Un homme cherche sa bagnole : l’enjeu suffit à faire démarrer The Rover, quelque part dans l’outback post-apocalyptique. Un alliage de poussière et d’asphalte, quelques plans sur Guy Pearce aux trousses de trois clampins hirsutes, et le décor est planté. Mais attention : David Michôd ne fait pas pour autant dans la pose minimaliste. Au bout de cinq minutes, cette ouverture à la Mad Max tient ses promesses en offrant une première décharge de tôle froissée (Pearce tamponne les fuyards, on aperçoit le crash furtif par une lucarne poisseuse). Ni chichiteux, ni déceptif, The Rover annonce une propension à filer droit qui fait presque de Michôd un oiseau rare sur la carte de l’action movie d’ici et d’ailleurs (de Cannes, surtout, où le film était montré hors-compétition). Son Ausssieland « post-apo » n’est pas mental, jamais arty, encore moins métaphorique. Et The Rover, pour changer, est donc un film de genre sans entourloupes, un film de genre tout court.

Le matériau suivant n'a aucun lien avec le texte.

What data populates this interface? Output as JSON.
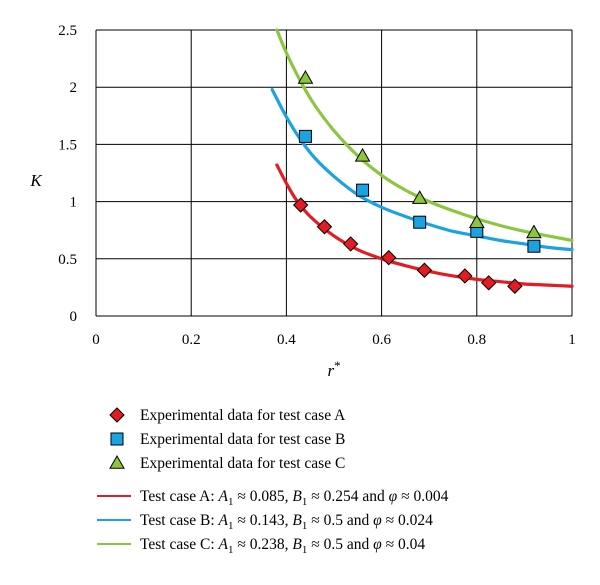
{
  "chart_data": {
    "type": "scatter",
    "title": "",
    "xlabel": "r*",
    "ylabel": "K",
    "xlim": [
      0,
      1
    ],
    "ylim": [
      0,
      2.5
    ],
    "xticks": [
      "0",
      "0.2",
      "0.4",
      "0.6",
      "0.8",
      "1"
    ],
    "yticks": [
      "0",
      "0.5",
      "1",
      "1.5",
      "2",
      "2.5"
    ],
    "grid": true,
    "legend_position": "bottom",
    "series": [
      {
        "name": "Experimental data for test case A",
        "kind": "markers",
        "marker": "diamond",
        "color": "#e31b23",
        "x": [
          0.43,
          0.48,
          0.535,
          0.615,
          0.69,
          0.775,
          0.825,
          0.88
        ],
        "y": [
          0.97,
          0.78,
          0.63,
          0.51,
          0.4,
          0.35,
          0.29,
          0.26
        ]
      },
      {
        "name": "Experimental data for test case B",
        "kind": "markers",
        "marker": "square",
        "color": "#1aa3e0",
        "x": [
          0.44,
          0.56,
          0.68,
          0.8,
          0.92
        ],
        "y": [
          1.57,
          1.1,
          0.82,
          0.74,
          0.61
        ]
      },
      {
        "name": "Experimental data for test case C",
        "kind": "markers",
        "marker": "triangle",
        "color": "#8cc63f",
        "x": [
          0.44,
          0.56,
          0.68,
          0.8,
          0.92
        ],
        "y": [
          2.08,
          1.4,
          1.03,
          0.82,
          0.73
        ]
      },
      {
        "name": "Test case A: A1 ≈ 0.085, B1 ≈ 0.254 and φ ≈ 0.004",
        "kind": "line",
        "color": "#e31b23",
        "A1": 0.085,
        "B1": 0.254,
        "phi": 0.004,
        "x": [
          0.38,
          0.4,
          0.42,
          0.45,
          0.5,
          0.55,
          0.6,
          0.65,
          0.7,
          0.75,
          0.8,
          0.85,
          0.9,
          0.95,
          1.0
        ],
        "y": [
          1.32,
          1.16,
          1.02,
          0.87,
          0.7,
          0.58,
          0.5,
          0.44,
          0.39,
          0.35,
          0.32,
          0.3,
          0.28,
          0.27,
          0.26
        ]
      },
      {
        "name": "Test case B: A1 ≈ 0.143, B1 ≈ 0.5 and φ ≈ 0.024",
        "kind": "line",
        "color": "#1aa3e0",
        "A1": 0.143,
        "B1": 0.5,
        "phi": 0.024,
        "x": [
          0.37,
          0.4,
          0.43,
          0.46,
          0.5,
          0.55,
          0.6,
          0.65,
          0.7,
          0.75,
          0.8,
          0.85,
          0.9,
          0.95,
          1.0
        ],
        "y": [
          1.98,
          1.74,
          1.54,
          1.38,
          1.22,
          1.06,
          0.95,
          0.87,
          0.8,
          0.74,
          0.7,
          0.66,
          0.63,
          0.6,
          0.58
        ]
      },
      {
        "name": "Test case C: A1 ≈ 0.238, B1 ≈ 0.5 and φ ≈ 0.04",
        "kind": "line",
        "color": "#8cc63f",
        "A1": 0.238,
        "B1": 0.5,
        "phi": 0.04,
        "x": [
          0.38,
          0.4,
          0.43,
          0.46,
          0.5,
          0.55,
          0.6,
          0.65,
          0.7,
          0.75,
          0.8,
          0.85,
          0.9,
          0.95,
          1.0
        ],
        "y": [
          2.5,
          2.3,
          2.05,
          1.84,
          1.62,
          1.4,
          1.23,
          1.1,
          1.0,
          0.92,
          0.85,
          0.79,
          0.74,
          0.7,
          0.66
        ]
      }
    ]
  },
  "legend": {
    "entries": [
      {
        "kind": "marker",
        "marker": "diamond",
        "color": "#e31b23",
        "text": "Experimental data for test case A"
      },
      {
        "kind": "marker",
        "marker": "square",
        "color": "#1aa3e0",
        "text": "Experimental data for test case B"
      },
      {
        "kind": "marker",
        "marker": "triangle",
        "color": "#8cc63f",
        "text": "Experimental data for test case C"
      },
      {
        "kind": "line",
        "color": "#e31b23",
        "label": "Test case A:",
        "A1": "0.085",
        "B1": "0.254",
        "phi": "0.004"
      },
      {
        "kind": "line",
        "color": "#1aa3e0",
        "label": "Test case B:",
        "A1": "0.143",
        "B1": "0.5",
        "phi": "0.024"
      },
      {
        "kind": "line",
        "color": "#8cc63f",
        "label": "Test case C:",
        "A1": "0.238",
        "B1": "0.5",
        "phi": "0.04"
      }
    ]
  }
}
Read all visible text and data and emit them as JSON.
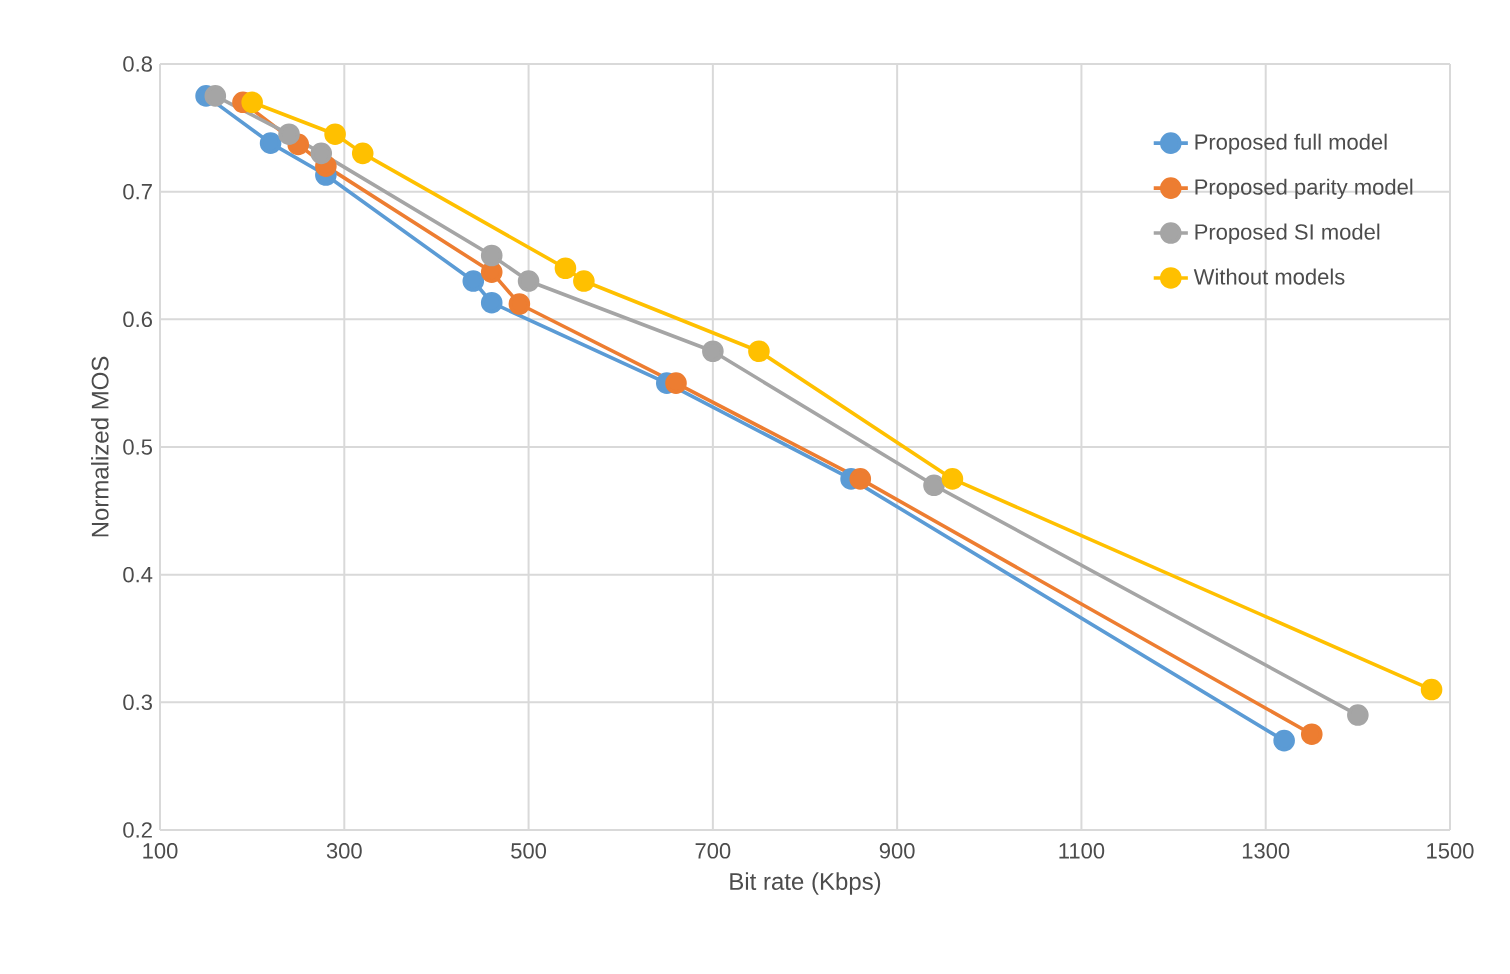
{
  "chart_data": {
    "type": "line",
    "xlabel": "Bit rate (Kbps)",
    "ylabel": "Normalized MOS",
    "xlim": [
      100,
      1500
    ],
    "xticks": [
      100,
      300,
      500,
      700,
      900,
      1100,
      1300,
      1500
    ],
    "ylim": [
      0.2,
      0.8
    ],
    "yticks": [
      0.2,
      0.3,
      0.4,
      0.5,
      0.6,
      0.7,
      0.8
    ],
    "grid": true,
    "legend": "top right",
    "marker": "circle",
    "line_style": "solid",
    "series": [
      {
        "name": "Proposed full model",
        "color": "#5b9bd5",
        "x": [
          150,
          220,
          280,
          440,
          460,
          650,
          850,
          1320
        ],
        "values": [
          0.775,
          0.738,
          0.713,
          0.63,
          0.613,
          0.55,
          0.475,
          0.27
        ]
      },
      {
        "name": "Proposed parity model",
        "color": "#ed7d31",
        "x": [
          190,
          250,
          280,
          460,
          490,
          660,
          860,
          1350
        ],
        "values": [
          0.77,
          0.737,
          0.72,
          0.637,
          0.612,
          0.55,
          0.475,
          0.275
        ]
      },
      {
        "name": "Proposed SI model",
        "color": "#a5a5a5",
        "x": [
          160,
          240,
          275,
          460,
          500,
          700,
          940,
          1400
        ],
        "values": [
          0.775,
          0.745,
          0.73,
          0.65,
          0.63,
          0.575,
          0.47,
          0.29
        ]
      },
      {
        "name": "Without models",
        "color": "#ffc000",
        "x": [
          200,
          290,
          320,
          540,
          560,
          750,
          960,
          1480
        ],
        "values": [
          0.77,
          0.745,
          0.73,
          0.64,
          0.63,
          0.575,
          0.475,
          0.31
        ]
      }
    ]
  }
}
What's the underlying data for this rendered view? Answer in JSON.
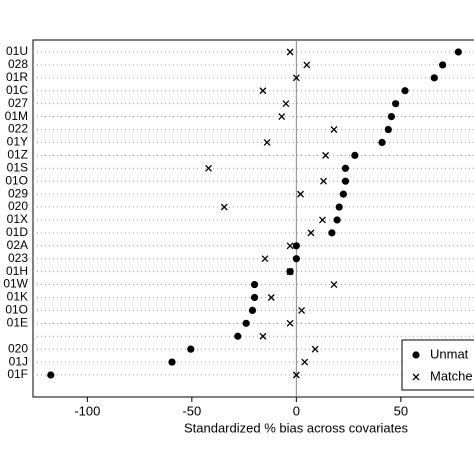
{
  "chart_data": {
    "type": "dot",
    "x_label": "Standardized % bias across covariates",
    "categories": [
      "01U",
      "028",
      "01R",
      "01C",
      "027",
      "01M",
      "022",
      "01Y",
      "01Z",
      "01S",
      "01O",
      "029",
      "020",
      "01X",
      "01D",
      "02A",
      "023",
      "01H",
      "01W",
      "01K",
      "01O",
      "01E",
      null,
      "020",
      "01J",
      "01F"
    ],
    "series": [
      {
        "name": "Unmat",
        "marker": "dot",
        "color": "#000000",
        "values": [
          77.5,
          70,
          66,
          52,
          47.5,
          45.5,
          44,
          41,
          28,
          23.5,
          23.5,
          22.5,
          20.5,
          19.5,
          17,
          0,
          0,
          -3,
          -20,
          -20,
          -21,
          -24,
          -28,
          -50.5,
          -59.5,
          -117.5
        ]
      },
      {
        "name": "Matche",
        "marker": "x",
        "color": "#000000",
        "values": [
          -3,
          5,
          0,
          -16,
          -5,
          -7,
          18,
          -14,
          14,
          -42,
          13,
          2,
          -34.5,
          12.5,
          7,
          -3,
          -15,
          -3,
          18,
          -12,
          2.5,
          -3,
          -16,
          9,
          4,
          0
        ]
      }
    ],
    "xlim": [
      -126,
      85
    ],
    "xticks": [
      -100,
      -50,
      0,
      50
    ],
    "xline": 0,
    "grid": true
  }
}
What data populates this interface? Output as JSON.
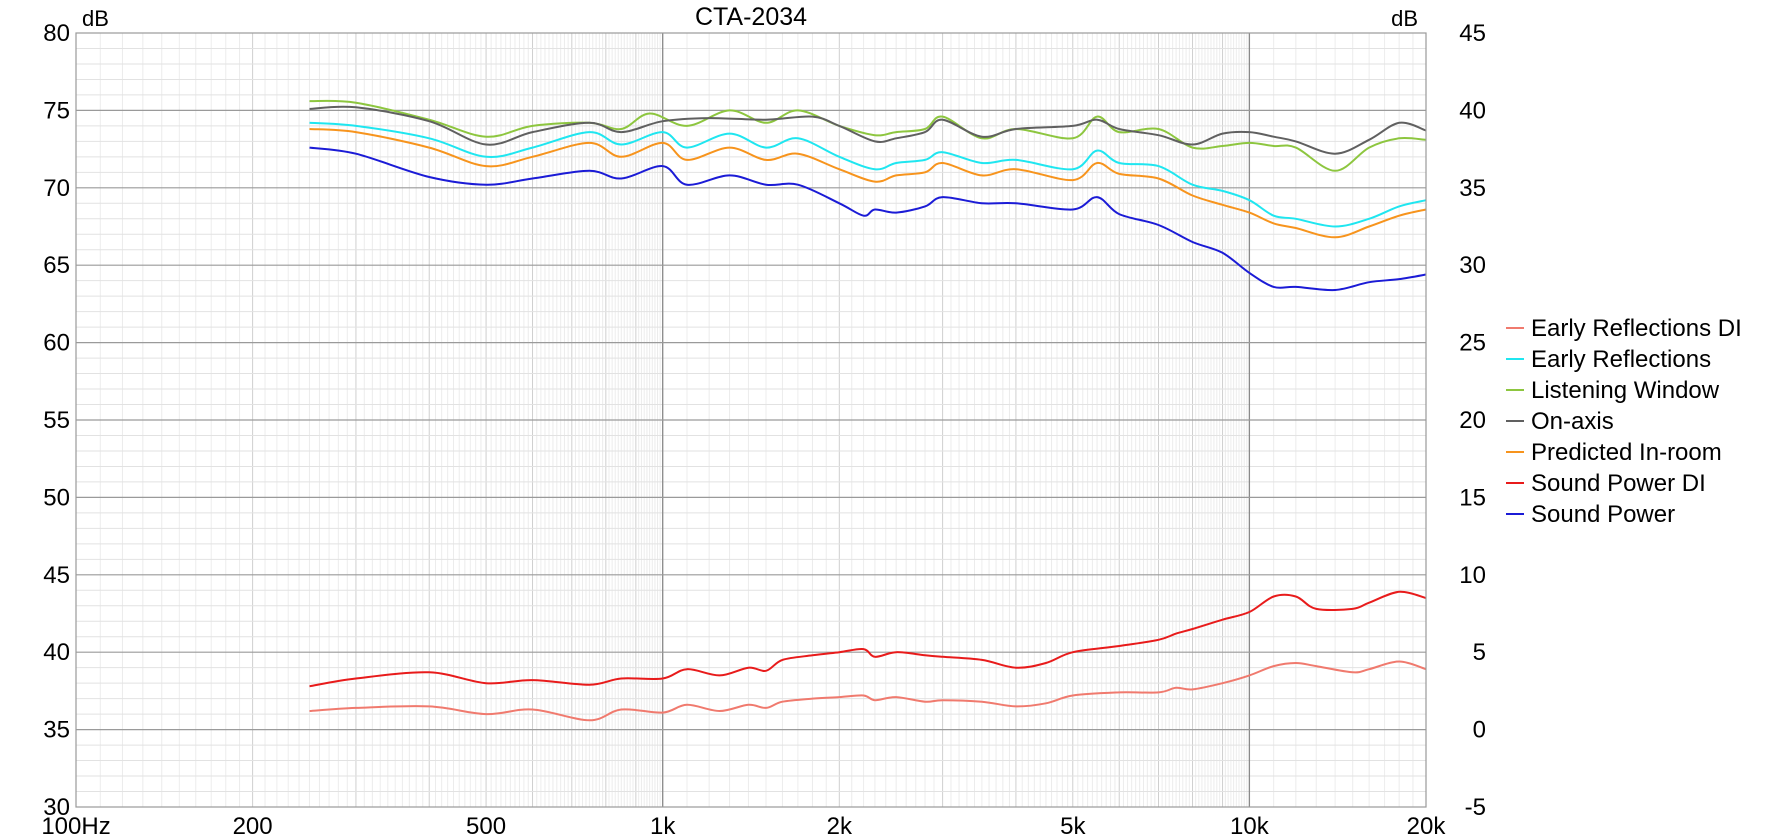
{
  "chart_data": {
    "type": "line",
    "title": "CTA-2034",
    "y_unit_left": "dB",
    "y_unit_right": "dB",
    "x_scale": "log",
    "xlim": [
      100,
      20000
    ],
    "ylim_left": [
      30,
      80
    ],
    "ylim_right": [
      -5,
      45
    ],
    "x_tick_labels": [
      {
        "value": 100,
        "label": "100Hz"
      },
      {
        "value": 200,
        "label": "200"
      },
      {
        "value": 500,
        "label": "500"
      },
      {
        "value": 1000,
        "label": "1k"
      },
      {
        "value": 2000,
        "label": "2k"
      },
      {
        "value": 5000,
        "label": "5k"
      },
      {
        "value": 10000,
        "label": "10k"
      },
      {
        "value": 20000,
        "label": "20k"
      }
    ],
    "y_left_ticks": [
      "30",
      "35",
      "40",
      "45",
      "50",
      "55",
      "60",
      "65",
      "70",
      "75",
      "80"
    ],
    "y_right_ticks": [
      "-5",
      "0",
      "5",
      "10",
      "15",
      "20",
      "25",
      "30",
      "35",
      "40",
      "45"
    ],
    "grid": true,
    "legend_position": "right",
    "series": [
      {
        "name": "Early Reflections DI",
        "axis": "right",
        "color": "#f07a6e",
        "x": [
          250,
          300,
          400,
          500,
          600,
          750,
          850,
          1000,
          1100,
          1250,
          1400,
          1500,
          1600,
          1800,
          2000,
          2200,
          2300,
          2500,
          2800,
          3000,
          3500,
          4000,
          4500,
          5000,
          6000,
          7000,
          7500,
          8000,
          9000,
          10000,
          11000,
          12000,
          13000,
          15000,
          16000,
          18000,
          20000
        ],
        "y": [
          1.2,
          1.4,
          1.5,
          1.0,
          1.3,
          0.6,
          1.3,
          1.1,
          1.6,
          1.2,
          1.6,
          1.4,
          1.8,
          2.0,
          2.1,
          2.2,
          1.9,
          2.1,
          1.8,
          1.9,
          1.8,
          1.5,
          1.7,
          2.2,
          2.4,
          2.4,
          2.7,
          2.6,
          3.0,
          3.5,
          4.1,
          4.3,
          4.1,
          3.7,
          3.9,
          4.4,
          3.9
        ]
      },
      {
        "name": "Early Reflections",
        "axis": "left",
        "color": "#1fe6f0",
        "x": [
          250,
          300,
          400,
          500,
          600,
          750,
          850,
          1000,
          1100,
          1300,
          1500,
          1700,
          2000,
          2300,
          2500,
          2800,
          3000,
          3500,
          4000,
          5000,
          5500,
          6000,
          7000,
          8000,
          9000,
          10000,
          11000,
          12000,
          14000,
          16000,
          18000,
          20000
        ],
        "y": [
          74.2,
          74.0,
          73.2,
          72.0,
          72.6,
          73.6,
          72.8,
          73.6,
          72.6,
          73.5,
          72.6,
          73.2,
          72.0,
          71.2,
          71.6,
          71.8,
          72.3,
          71.6,
          71.8,
          71.2,
          72.4,
          71.6,
          71.4,
          70.2,
          69.8,
          69.2,
          68.2,
          68.0,
          67.5,
          68.0,
          68.8,
          69.2
        ]
      },
      {
        "name": "Listening Window",
        "axis": "left",
        "color": "#8dc63f",
        "x": [
          250,
          300,
          400,
          500,
          600,
          750,
          850,
          950,
          1100,
          1300,
          1500,
          1700,
          2000,
          2300,
          2500,
          2800,
          3000,
          3500,
          4000,
          5000,
          5500,
          6000,
          7000,
          8000,
          9000,
          10000,
          11000,
          12000,
          14000,
          16000,
          18000,
          20000
        ],
        "y": [
          75.6,
          75.5,
          74.4,
          73.3,
          74.0,
          74.2,
          73.8,
          74.8,
          74.0,
          75.0,
          74.2,
          75.0,
          74.0,
          73.4,
          73.6,
          73.8,
          74.6,
          73.2,
          73.8,
          73.2,
          74.6,
          73.6,
          73.8,
          72.6,
          72.7,
          72.9,
          72.7,
          72.6,
          71.1,
          72.6,
          73.2,
          73.1
        ]
      },
      {
        "name": "On-axis",
        "axis": "left",
        "color": "#606060",
        "x": [
          250,
          300,
          400,
          500,
          600,
          750,
          850,
          1000,
          1200,
          1500,
          1800,
          2000,
          2300,
          2500,
          2800,
          3000,
          3500,
          4000,
          5000,
          5500,
          6000,
          7000,
          8000,
          9000,
          10000,
          11000,
          12000,
          14000,
          16000,
          18000,
          20000
        ],
        "y": [
          75.1,
          75.2,
          74.3,
          72.8,
          73.6,
          74.2,
          73.6,
          74.3,
          74.5,
          74.4,
          74.6,
          74.0,
          73.0,
          73.2,
          73.6,
          74.4,
          73.3,
          73.8,
          74.0,
          74.4,
          73.8,
          73.4,
          72.8,
          73.5,
          73.6,
          73.3,
          73.0,
          72.2,
          73.1,
          74.2,
          73.7
        ]
      },
      {
        "name": "Predicted In-room",
        "axis": "left",
        "color": "#f7941d",
        "x": [
          250,
          300,
          400,
          500,
          600,
          750,
          850,
          1000,
          1100,
          1300,
          1500,
          1700,
          2000,
          2300,
          2500,
          2800,
          3000,
          3500,
          4000,
          5000,
          5500,
          6000,
          7000,
          8000,
          9000,
          10000,
          11000,
          12000,
          14000,
          16000,
          18000,
          20000
        ],
        "y": [
          73.8,
          73.6,
          72.6,
          71.4,
          72.0,
          72.9,
          72.0,
          72.9,
          71.8,
          72.6,
          71.8,
          72.2,
          71.2,
          70.4,
          70.8,
          71.0,
          71.6,
          70.8,
          71.2,
          70.5,
          71.6,
          70.9,
          70.6,
          69.5,
          68.9,
          68.4,
          67.7,
          67.4,
          66.8,
          67.5,
          68.2,
          68.6
        ]
      },
      {
        "name": "Sound Power DI",
        "axis": "right",
        "color": "#e81b1b",
        "x": [
          250,
          300,
          400,
          500,
          600,
          750,
          850,
          1000,
          1100,
          1250,
          1400,
          1500,
          1600,
          1800,
          2000,
          2200,
          2300,
          2500,
          2800,
          3000,
          3500,
          4000,
          4500,
          5000,
          6000,
          7000,
          7500,
          8000,
          9000,
          10000,
          11000,
          12000,
          13000,
          15000,
          16000,
          18000,
          20000
        ],
        "y": [
          2.8,
          3.3,
          3.7,
          3.0,
          3.2,
          2.9,
          3.3,
          3.3,
          3.9,
          3.5,
          4.0,
          3.8,
          4.5,
          4.8,
          5.0,
          5.2,
          4.7,
          5.0,
          4.8,
          4.7,
          4.5,
          4.0,
          4.3,
          5.0,
          5.4,
          5.8,
          6.2,
          6.5,
          7.1,
          7.6,
          8.6,
          8.6,
          7.8,
          7.8,
          8.2,
          8.9,
          8.5
        ]
      },
      {
        "name": "Sound Power",
        "axis": "left",
        "color": "#1b1bd6",
        "x": [
          250,
          300,
          400,
          500,
          600,
          750,
          850,
          1000,
          1100,
          1300,
          1500,
          1700,
          2000,
          2200,
          2300,
          2500,
          2800,
          3000,
          3500,
          4000,
          5000,
          5500,
          6000,
          7000,
          8000,
          9000,
          10000,
          11000,
          12000,
          14000,
          16000,
          18000,
          20000
        ],
        "y": [
          72.6,
          72.2,
          70.7,
          70.2,
          70.6,
          71.1,
          70.6,
          71.4,
          70.2,
          70.8,
          70.2,
          70.2,
          69.0,
          68.2,
          68.6,
          68.4,
          68.8,
          69.4,
          69.0,
          69.0,
          68.6,
          69.4,
          68.3,
          67.6,
          66.5,
          65.8,
          64.5,
          63.6,
          63.6,
          63.4,
          63.9,
          64.1,
          64.4
        ]
      }
    ]
  }
}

Mettre la main sur ce tacot dérobé, et kidnapper le frère simplet d’un des voleurs (Pattinson, plutôt bon) pour y arriver : le film entier est tracté par ce McGuffin bas du front, juste assez concret pour justifier la traque aride. Toute la sève du périple tient alors à la vision de Pearce lancé comme un bloc, gagnant péniblement du terrain avec un fou sous son aile. Conscient que toute sa matière loge dans cette avancée pugnace, Michôd se règle sur le pragmatisme chirurgical de son driver barbu. Le road-movie n’est donc qu’une suite de déverrouillages et d’obstacles abattus, une progression inexorable où chaque tentation d’en faire trop, de se complaire dans les codes ludiques et les clichés pittoresques est court-circuitée par un dur rappel des objectifs : avancer, chercher, tuer au besoin (ainsi ce nain haut en couleurs, dont Pearce fait sauter la cervelle au bout de quelques plans, comme pour dire : ne cédons pas aux facilités du carnavalesque). Au lieu d’une odyssée ponctuée de rencontres épiques, Michôd préfère cette politique drastique du seek and destroy, filant mine de rien une idée belle et vieille comme le monde sur le prix de la vie dans cette Australie complètement cuite. Si l’existence d’autrui n’est plus qu’une embûche ou, au mieux, une monnaie d’échange (Pearce protège ce Pattinson mongoloïde par pur intérêt), où est la valeur de sa propre vie ? La tristesse filtre ici et là, et notamment dans un monologue (un peu lourd, certes) voyant Pearce regretter sa condition d’homme-robot insensible et amoral.
Ce principe de trajectoire mécanique fait donc la force de The Rover, sidérant par son entêtement à ne jamais transiger. Jamais, sauf dans son épilogue : sans rien en révéler, on peut regretter que Michôd ne fasse pas assez confiance à sa dramaturgie brute, éprouvant le besoin d’expliquer les motifs de son pèlerin sanguinaire. Mais cette chute superflue tient moins du gag de sale gosse que d’une certaine peur du vide, courante chez les artisans du suspense encore mal rodés. Qu’importe : fidèle aux nécessités de son récit, soucieux des effets et non des ornements, l’Australien prouve qu’il n’est pas le petit malin qu’on pouvait soupçonner du temps d’Animal Kingdom.